Some twenty minutes later I was called in. The vaccination room I was assigned to was a nurse’s office. Two nurses were there, one who would administer the vaccine, and another at the computer, to keep a record. I gave them my KELA card, and shed my coat and my outer shirt, and bared my left shoulder. I was quickly given the pandemic vaccine; there was no question I was qualified for it, not with my obesity being obvious.

Then they asked what my diagnosis was. “Prmarily I’m here because of my obesity,” I said. “But I also have paroxysmal atrial fibrillation.”

“That’s not what your KELA card says,” accused the nurse at the computer.

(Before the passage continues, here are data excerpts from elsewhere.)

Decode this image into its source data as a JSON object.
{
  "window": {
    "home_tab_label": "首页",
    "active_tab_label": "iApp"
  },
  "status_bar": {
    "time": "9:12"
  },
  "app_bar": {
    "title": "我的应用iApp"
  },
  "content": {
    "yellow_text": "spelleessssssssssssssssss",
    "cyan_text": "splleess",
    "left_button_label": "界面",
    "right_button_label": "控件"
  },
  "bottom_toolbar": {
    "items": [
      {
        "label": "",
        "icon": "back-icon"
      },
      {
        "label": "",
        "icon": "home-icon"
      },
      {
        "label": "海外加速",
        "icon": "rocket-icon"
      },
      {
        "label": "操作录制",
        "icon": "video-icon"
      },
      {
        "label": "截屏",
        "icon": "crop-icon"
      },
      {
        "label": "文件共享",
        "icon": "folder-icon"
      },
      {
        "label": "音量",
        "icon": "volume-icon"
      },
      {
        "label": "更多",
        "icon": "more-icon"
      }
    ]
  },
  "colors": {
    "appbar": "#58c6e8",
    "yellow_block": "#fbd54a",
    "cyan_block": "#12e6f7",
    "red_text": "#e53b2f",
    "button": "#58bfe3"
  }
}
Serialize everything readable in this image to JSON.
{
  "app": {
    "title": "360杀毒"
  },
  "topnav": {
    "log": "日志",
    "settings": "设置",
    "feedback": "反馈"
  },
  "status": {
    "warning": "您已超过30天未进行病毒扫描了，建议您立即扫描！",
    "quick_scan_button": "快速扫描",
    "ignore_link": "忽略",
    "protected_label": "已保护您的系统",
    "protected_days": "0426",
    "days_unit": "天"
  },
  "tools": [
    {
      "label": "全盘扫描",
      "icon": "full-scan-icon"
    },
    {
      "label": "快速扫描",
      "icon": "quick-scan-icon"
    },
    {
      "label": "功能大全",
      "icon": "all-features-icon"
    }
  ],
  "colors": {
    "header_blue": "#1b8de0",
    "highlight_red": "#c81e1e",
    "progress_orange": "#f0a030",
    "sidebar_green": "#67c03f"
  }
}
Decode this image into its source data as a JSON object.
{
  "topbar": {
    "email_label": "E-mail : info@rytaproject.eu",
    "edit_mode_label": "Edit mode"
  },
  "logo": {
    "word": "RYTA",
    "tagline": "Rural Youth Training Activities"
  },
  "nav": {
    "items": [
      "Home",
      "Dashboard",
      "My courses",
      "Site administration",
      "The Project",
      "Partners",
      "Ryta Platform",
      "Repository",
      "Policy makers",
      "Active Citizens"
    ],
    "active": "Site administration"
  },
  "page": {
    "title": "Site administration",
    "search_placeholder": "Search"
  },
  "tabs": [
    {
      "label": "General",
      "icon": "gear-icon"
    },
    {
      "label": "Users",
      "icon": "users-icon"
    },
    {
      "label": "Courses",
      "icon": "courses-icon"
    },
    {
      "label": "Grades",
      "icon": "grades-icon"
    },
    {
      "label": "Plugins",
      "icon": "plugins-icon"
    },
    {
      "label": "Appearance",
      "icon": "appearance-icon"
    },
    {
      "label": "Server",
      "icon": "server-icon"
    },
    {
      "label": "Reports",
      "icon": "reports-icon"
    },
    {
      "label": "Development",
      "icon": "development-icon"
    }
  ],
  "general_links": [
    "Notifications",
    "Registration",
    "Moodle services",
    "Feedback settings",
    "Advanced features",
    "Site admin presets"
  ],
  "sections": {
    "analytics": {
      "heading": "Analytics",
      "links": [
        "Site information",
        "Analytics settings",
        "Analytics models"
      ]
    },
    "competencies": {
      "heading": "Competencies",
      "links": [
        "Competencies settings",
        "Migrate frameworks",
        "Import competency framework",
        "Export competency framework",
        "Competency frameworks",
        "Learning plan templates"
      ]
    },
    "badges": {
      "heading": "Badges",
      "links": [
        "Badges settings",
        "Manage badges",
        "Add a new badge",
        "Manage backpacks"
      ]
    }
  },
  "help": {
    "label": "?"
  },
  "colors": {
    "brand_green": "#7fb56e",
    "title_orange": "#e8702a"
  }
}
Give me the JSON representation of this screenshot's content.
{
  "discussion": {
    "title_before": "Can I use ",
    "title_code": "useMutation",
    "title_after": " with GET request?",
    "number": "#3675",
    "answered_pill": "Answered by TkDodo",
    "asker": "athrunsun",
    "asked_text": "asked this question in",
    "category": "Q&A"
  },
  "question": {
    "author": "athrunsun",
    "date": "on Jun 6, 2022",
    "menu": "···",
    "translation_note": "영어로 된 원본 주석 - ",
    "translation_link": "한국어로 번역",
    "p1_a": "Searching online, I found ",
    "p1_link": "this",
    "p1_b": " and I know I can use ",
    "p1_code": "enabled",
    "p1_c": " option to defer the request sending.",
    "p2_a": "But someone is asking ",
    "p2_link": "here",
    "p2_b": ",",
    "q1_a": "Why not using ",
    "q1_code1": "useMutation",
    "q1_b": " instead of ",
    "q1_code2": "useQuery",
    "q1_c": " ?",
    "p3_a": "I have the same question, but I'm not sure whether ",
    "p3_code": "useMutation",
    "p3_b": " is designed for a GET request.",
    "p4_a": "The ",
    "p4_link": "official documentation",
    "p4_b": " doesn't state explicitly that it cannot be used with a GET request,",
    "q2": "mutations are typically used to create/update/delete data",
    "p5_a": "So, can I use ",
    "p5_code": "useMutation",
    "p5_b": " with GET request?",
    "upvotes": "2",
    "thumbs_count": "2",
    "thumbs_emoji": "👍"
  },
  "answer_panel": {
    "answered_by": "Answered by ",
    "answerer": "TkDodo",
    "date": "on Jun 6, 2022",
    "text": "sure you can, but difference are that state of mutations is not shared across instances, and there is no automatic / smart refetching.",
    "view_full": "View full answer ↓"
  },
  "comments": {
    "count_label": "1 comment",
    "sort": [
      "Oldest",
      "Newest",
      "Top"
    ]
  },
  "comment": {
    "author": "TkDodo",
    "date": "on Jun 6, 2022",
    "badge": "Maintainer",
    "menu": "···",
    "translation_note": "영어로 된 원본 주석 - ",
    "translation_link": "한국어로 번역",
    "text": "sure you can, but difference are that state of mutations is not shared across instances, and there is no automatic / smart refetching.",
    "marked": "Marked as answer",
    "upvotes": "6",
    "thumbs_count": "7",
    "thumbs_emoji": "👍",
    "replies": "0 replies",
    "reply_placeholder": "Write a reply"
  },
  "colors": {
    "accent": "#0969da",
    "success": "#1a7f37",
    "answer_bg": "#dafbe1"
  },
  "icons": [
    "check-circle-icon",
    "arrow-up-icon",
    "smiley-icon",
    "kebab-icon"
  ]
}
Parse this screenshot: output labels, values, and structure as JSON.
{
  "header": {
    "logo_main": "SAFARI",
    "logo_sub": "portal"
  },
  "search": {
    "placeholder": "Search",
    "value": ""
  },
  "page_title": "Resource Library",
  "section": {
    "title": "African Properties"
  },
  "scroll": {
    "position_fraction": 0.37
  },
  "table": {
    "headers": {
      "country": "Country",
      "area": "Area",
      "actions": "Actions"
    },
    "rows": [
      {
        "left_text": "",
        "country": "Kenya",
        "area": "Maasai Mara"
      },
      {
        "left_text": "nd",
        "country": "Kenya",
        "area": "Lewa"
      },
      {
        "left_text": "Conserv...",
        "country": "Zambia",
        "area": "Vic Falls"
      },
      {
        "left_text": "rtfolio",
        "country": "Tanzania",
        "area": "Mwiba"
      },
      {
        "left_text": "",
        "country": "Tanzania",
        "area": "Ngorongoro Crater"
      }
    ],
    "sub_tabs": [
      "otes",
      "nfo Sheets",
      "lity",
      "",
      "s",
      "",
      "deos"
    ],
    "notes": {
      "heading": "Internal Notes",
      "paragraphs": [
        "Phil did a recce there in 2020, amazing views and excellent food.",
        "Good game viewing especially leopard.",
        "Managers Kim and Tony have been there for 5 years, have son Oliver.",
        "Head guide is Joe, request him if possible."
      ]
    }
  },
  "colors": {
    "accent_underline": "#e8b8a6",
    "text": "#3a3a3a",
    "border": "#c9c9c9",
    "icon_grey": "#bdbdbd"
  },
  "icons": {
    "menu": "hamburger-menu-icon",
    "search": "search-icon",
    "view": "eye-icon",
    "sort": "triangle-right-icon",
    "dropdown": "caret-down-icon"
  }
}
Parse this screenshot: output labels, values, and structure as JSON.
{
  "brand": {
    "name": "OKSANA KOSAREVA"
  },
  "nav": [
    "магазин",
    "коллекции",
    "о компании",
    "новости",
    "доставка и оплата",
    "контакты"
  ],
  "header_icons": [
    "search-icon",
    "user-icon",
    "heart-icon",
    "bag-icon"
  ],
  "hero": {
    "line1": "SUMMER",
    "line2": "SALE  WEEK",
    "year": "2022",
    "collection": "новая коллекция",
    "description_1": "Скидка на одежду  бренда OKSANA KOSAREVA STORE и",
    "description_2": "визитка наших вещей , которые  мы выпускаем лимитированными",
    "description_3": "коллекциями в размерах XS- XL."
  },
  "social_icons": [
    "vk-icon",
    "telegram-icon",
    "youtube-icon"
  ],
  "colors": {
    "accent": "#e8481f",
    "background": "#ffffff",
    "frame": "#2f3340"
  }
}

“The diagnosis is so new,” I countered. “There has been no time to do the paperwork for KELA.” (And indeed, I later learned, it would come up in my next checkup in the spring.)

They stared at each other.

“I can show you my prescriptions,” I said, making no move for them.


I stared back.

“Do you want the seasonal vaccine or not?” asked the nurse with the injectors.

I lauged briefly. “I might as well.” It had, honestly, never crossed my mind that I might qualify.

She injected me on my right shoulder. “You should stay in out there for ten minutes.”

I picked up my clothes and found the cafeteria with coffee and pastry.

Then the real fun started. Next day, I woke with horrible upper back pain. The thermometer showed mild fever; but since i didn’t have any respiratory symptoms, I decided to go to work. In the evening, turning in bed was excruciatingly painful. It took days for the pain to subside.

I left the building three hours after I arrived at the end of the queue. What? You think that’s excessive? So do I and many others; queuing feels so Soviet Union! But honestly, while it did take time, it worked. I am vaccinated; are you?